Теперь пожар вспыхнул и в самом замке.
Басманов подъехал к замку, прикрывая от жара лицо свернутым плащом.
— Рыцарь Фохт! — проорал он, привстав на стременах. — Если ты еще жив, выходи, говорить станем!
Сверху хлопнул выстрел. Басманов весело и зло рассмеялся:
— Напугали ежа голым задом! После вашего пожарища мне огненное зелье нипочем. Фохта давай!
И рыцарь выехал, степенный и неторопливый, как всегда.
Басманов представился.
— Признаться, — сказал невозмутимый, словно снулый окунь, комендант, — я думал, что этими дикими ордами должен управлять какой-нибудь казак или восточный человек с раскосым прищуром глаз.
— Вы еще казаков не видали, — усмехнулся Басманов, вспоминая, как Аника прорубался сквозь баррикаду, ровно лось сквозь бурелом, орудуя топором. Шапка при этом на нем горела, как и башлык… — Замок оборонить нельзя, вы сваритесь внутри, и весь сказ. Выйти также не сможете — уже пробовали соваться.
— Ваше предложение, князь, — спокойно глядя на Басманова, произнес рыцарь.
«Что за человек? — подумал опричник. — Ровно истукан железный!..»

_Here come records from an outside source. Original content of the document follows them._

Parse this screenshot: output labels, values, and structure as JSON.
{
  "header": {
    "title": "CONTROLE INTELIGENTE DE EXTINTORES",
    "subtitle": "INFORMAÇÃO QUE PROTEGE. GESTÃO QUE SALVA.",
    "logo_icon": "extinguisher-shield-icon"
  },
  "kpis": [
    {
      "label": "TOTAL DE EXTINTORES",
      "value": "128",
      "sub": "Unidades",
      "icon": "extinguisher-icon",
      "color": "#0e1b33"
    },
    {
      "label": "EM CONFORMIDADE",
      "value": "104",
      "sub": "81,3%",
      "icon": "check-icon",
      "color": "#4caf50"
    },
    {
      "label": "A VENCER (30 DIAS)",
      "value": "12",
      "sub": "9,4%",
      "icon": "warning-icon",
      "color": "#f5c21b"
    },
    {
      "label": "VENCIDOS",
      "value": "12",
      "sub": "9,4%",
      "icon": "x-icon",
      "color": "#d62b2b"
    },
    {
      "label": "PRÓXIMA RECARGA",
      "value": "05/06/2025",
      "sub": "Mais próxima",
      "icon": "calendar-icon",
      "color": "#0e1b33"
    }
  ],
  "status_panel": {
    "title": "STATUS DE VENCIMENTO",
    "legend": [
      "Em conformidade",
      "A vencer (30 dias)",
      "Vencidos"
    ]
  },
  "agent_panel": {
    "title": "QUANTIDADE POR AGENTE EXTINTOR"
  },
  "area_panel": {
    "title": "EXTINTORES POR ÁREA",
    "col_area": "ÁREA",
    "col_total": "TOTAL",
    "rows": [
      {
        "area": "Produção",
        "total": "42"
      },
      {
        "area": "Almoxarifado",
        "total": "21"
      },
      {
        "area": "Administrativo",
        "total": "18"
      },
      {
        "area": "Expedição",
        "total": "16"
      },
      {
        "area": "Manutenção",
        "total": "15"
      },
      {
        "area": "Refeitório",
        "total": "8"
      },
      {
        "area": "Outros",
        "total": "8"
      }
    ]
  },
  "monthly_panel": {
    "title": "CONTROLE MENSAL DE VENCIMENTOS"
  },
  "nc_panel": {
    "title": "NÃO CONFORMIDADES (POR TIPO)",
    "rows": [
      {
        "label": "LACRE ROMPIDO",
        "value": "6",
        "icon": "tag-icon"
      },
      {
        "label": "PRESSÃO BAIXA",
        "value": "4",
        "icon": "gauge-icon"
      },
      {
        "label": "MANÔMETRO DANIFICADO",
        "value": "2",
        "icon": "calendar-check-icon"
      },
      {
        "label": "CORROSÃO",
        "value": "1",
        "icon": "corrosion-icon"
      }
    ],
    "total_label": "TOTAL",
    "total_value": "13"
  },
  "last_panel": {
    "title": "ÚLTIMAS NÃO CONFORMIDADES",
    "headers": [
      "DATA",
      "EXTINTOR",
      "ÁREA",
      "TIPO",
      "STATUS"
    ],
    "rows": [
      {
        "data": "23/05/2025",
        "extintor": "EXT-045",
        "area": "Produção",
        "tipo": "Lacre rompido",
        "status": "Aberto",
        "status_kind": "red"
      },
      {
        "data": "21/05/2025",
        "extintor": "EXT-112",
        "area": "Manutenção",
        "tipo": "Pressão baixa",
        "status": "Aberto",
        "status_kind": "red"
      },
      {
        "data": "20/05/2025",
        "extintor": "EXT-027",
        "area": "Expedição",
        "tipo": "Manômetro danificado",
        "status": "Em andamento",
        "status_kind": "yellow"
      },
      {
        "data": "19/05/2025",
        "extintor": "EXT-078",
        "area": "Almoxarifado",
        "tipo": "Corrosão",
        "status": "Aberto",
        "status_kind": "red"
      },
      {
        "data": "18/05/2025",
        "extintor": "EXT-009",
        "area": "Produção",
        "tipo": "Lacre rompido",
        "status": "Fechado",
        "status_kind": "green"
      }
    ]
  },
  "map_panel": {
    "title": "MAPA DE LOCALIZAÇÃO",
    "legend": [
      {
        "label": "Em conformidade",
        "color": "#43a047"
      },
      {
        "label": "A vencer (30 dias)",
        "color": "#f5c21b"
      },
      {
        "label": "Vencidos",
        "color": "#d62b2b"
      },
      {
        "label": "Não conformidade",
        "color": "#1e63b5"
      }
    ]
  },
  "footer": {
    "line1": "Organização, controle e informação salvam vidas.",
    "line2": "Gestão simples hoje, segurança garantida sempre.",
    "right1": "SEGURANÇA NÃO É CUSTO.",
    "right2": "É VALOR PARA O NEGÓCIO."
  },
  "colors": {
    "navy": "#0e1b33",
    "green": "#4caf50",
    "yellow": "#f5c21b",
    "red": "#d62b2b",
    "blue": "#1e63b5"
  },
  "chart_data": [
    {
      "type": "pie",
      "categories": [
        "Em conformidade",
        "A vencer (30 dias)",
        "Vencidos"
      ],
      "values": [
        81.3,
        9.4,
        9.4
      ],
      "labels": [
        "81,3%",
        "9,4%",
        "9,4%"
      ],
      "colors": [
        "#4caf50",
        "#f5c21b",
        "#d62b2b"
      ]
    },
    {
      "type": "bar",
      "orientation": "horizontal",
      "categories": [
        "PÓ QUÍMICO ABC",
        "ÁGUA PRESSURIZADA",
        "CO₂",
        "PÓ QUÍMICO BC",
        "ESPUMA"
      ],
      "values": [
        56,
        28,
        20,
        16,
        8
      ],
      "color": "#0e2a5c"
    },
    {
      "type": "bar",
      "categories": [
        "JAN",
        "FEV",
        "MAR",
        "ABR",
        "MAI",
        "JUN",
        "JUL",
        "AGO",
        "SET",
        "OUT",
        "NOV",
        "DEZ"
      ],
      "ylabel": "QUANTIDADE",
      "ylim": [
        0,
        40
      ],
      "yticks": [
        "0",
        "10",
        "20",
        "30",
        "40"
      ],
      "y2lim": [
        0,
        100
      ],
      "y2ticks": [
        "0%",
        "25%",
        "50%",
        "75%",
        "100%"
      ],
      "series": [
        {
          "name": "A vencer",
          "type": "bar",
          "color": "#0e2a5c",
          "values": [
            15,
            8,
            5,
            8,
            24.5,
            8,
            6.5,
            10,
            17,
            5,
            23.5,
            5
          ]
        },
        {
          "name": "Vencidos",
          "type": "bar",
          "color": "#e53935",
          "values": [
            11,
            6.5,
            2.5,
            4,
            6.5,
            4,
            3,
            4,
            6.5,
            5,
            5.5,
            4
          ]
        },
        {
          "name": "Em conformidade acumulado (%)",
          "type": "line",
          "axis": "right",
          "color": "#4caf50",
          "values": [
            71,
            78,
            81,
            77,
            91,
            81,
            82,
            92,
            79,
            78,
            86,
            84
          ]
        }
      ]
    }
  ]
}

— Вы храбро дрались и не просили пощады, я сам вызвал тебя на разговор. Предлагаю почетную сдачу — выпущу весь гарнизон, со знаменами и значками, рыцари при себе сохранят оружие.
— Я согласен, — без всякой паузы сказал комендант.
Басманов тряхнул головой, словно не веря своим ушам.
— Передайте Бутурлину — кончай пальбу! Пушки смолкли на ливонских (теперь уже — бывших ливонских) башнях.
Через некоторое время рог возвестил, что гарнизон выходит.
Впереди ехал рыцарь Фохт, которого ждала впереди позорная смерть в безвестном курляндском замке.
За ним — две дюжины уцелевших кавалеров.
А потом потянулись искалеченные и обгоревшие кнехты, местные жители, загнанные в замок пожаром и неразберихой, все еще пьяные и злые ландскнехты.
Казаки вились вокруг немцев, словно акулы вокруг умирающего кита, потрясая саблями и выкрикивая всякую хулу, что шла им на ум. Пожалуй, среди них молчал лишь один обожженный с ног до головы Аника.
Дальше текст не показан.